In several instances during 2010, Free Press had close — and apparently inappropriate — contact with a former Google employee who worked in the White House, and with FCC officials, over the formation of broadband and net neutrality policy.
Emails obtained by the National Legal and Policy Center through a 2010 Freedom of Information Act request revealed that Ben Scott had met with now former Obama White House Deputy Chief Technology Officer Andrew McLaughlin at a Washington tea house to discuss and compare notes about broadband Internet policy and Net Neutrality. Scott, whom the Washington Post’s Cecilia Kang had at one point called a “driving force” for net neutrality, sent a follow-up email to McLaughlin after that meeting to provide him with non-public Free Press documents covering the issues they discussed.
McLaughlin, policy advisor at Google prior to taking a job at the White House, had already come under fire from members of Congress, including the House oversight committee’s then-ranking member Darrell Issa, for using his personal Gmail and government email accounts to coordinate with senior employees at Google while he was at the White House. McLaughlin, who did not respond to TheDC’s request for comment, was criticized for using his position to give favor to his former employer — a violation of the President’s Ethics pledge.
The White House defended McLaughlin in a Los Angeles Times article, noting that “executives from phone and cable companies, including Randall Stephenson, AT&T’s chairman and chief executive, have had multiple meetings with President Obama and top administration officials.”
The close relationship between Google and the White House was no secret at the time. Obama’s relationship with Silicon Valley in particular was important to his government technology policy initiatives, and also to his pledge to making government more “transparent and open.”
“Google’s ties to the Obama White House are no secret,” reported the Los Angeles Times. “Google employees were the fifth-largest corporate donors to Obama’s presidential campaign and Google Chief Executive Eric Schmidt sits on the President’s Council of Advisors on Science and Technology.”

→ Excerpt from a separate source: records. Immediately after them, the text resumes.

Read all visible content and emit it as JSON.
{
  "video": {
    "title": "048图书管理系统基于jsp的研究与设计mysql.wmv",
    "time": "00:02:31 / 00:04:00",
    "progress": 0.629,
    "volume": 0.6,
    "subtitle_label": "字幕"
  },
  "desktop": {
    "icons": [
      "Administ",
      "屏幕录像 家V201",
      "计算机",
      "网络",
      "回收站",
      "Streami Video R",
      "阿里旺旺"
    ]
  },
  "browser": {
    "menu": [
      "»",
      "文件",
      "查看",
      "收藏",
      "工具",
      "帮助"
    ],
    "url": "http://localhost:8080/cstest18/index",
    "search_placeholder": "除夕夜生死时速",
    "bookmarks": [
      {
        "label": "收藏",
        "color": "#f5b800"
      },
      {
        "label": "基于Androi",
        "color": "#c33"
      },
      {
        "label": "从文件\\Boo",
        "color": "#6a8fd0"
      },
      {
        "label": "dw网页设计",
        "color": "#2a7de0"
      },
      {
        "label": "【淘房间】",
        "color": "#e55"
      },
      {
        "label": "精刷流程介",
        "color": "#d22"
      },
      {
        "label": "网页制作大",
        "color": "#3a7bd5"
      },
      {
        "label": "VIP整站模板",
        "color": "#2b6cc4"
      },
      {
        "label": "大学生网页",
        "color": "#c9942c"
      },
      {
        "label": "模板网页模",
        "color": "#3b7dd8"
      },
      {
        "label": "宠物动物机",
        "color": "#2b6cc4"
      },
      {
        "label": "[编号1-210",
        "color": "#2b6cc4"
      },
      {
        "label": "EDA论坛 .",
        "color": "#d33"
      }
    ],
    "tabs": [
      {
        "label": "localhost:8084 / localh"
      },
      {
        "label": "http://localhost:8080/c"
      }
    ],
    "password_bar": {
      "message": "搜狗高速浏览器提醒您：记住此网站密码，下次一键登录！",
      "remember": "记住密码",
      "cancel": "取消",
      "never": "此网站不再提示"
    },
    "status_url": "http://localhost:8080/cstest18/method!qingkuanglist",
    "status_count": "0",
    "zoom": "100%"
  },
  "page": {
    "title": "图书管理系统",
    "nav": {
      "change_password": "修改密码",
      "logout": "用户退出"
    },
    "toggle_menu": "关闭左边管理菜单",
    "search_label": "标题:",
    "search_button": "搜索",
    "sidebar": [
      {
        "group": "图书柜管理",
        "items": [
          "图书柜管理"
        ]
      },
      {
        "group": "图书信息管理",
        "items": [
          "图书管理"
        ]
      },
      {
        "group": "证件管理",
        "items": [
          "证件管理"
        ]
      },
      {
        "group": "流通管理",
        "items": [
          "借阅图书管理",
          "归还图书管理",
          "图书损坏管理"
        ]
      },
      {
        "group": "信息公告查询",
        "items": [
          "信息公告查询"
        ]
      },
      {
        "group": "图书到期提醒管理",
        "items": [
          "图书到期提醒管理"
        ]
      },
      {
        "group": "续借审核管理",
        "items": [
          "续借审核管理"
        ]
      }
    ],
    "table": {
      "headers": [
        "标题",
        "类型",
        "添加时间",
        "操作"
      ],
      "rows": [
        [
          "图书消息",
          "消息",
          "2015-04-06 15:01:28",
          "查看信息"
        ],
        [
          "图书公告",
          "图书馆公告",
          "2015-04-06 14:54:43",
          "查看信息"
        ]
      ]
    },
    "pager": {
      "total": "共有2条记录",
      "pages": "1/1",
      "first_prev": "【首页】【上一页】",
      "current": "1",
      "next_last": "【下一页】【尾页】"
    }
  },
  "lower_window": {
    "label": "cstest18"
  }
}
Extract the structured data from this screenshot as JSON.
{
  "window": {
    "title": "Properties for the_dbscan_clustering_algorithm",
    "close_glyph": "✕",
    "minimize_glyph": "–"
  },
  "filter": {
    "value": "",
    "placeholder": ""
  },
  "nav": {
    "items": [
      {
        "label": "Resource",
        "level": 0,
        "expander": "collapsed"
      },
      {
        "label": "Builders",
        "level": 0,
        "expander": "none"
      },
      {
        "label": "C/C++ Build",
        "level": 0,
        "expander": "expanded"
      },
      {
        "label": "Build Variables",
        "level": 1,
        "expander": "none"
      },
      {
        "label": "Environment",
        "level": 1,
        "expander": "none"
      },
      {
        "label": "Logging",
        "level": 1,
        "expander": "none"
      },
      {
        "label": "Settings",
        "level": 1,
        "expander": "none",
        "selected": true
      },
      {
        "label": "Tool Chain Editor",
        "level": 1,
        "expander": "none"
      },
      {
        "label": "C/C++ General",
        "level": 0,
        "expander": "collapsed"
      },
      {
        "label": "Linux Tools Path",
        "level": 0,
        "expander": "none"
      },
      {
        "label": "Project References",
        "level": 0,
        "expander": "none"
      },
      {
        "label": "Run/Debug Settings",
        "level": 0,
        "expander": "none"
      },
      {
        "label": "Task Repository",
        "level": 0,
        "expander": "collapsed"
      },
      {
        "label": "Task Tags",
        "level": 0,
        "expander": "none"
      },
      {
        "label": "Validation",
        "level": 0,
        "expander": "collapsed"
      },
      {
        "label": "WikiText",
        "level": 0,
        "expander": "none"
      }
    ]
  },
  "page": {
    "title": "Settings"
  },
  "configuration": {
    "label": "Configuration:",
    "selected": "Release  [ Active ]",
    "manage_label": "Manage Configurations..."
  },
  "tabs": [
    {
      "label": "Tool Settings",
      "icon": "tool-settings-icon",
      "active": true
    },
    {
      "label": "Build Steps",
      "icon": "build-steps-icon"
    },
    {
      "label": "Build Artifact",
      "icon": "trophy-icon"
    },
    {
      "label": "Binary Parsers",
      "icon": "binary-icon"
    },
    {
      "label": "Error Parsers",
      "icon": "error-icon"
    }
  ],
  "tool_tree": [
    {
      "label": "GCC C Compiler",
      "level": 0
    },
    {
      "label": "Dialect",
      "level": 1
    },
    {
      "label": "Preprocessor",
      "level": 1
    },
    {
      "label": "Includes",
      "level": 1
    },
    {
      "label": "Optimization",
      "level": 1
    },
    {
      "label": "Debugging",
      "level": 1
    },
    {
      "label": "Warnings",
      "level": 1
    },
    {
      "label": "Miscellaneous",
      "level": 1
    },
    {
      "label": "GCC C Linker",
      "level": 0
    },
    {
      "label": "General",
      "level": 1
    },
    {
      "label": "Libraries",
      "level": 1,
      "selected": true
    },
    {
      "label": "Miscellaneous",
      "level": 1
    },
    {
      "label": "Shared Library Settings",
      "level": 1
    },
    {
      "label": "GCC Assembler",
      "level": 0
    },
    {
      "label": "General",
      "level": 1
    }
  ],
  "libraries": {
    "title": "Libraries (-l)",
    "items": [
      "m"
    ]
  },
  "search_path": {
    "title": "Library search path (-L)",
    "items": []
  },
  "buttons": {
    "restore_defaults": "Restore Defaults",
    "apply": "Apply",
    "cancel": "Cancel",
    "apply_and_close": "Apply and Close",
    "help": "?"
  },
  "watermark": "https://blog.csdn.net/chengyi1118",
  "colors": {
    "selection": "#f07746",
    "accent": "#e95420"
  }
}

Free Press’ lobbying did not stop at the White House, but extended also to the FCC. Emails obtained by Judicial Watch through a Freedom of Information Act request showed communications between now-former FCC Commissioner Michael Copps and Free Press, including an ex-parte document sent by now-former Free Press president Josh Silver in the days leading up the the December 21, 2010 vote by the FCC.
Scott also communicated frequently with FCC officials. Former Free Press spokesperson Jen Howard was FCC Chairman Julius Genachowski’s press secretary at the time. the Washington political newspaper The Hill reported that Tennessee Republican Rep. Marsha Blackburn condemned what she saw as “collusion” between the FCC and the lobby group, as revealed in the emails Judicial Watch obtained.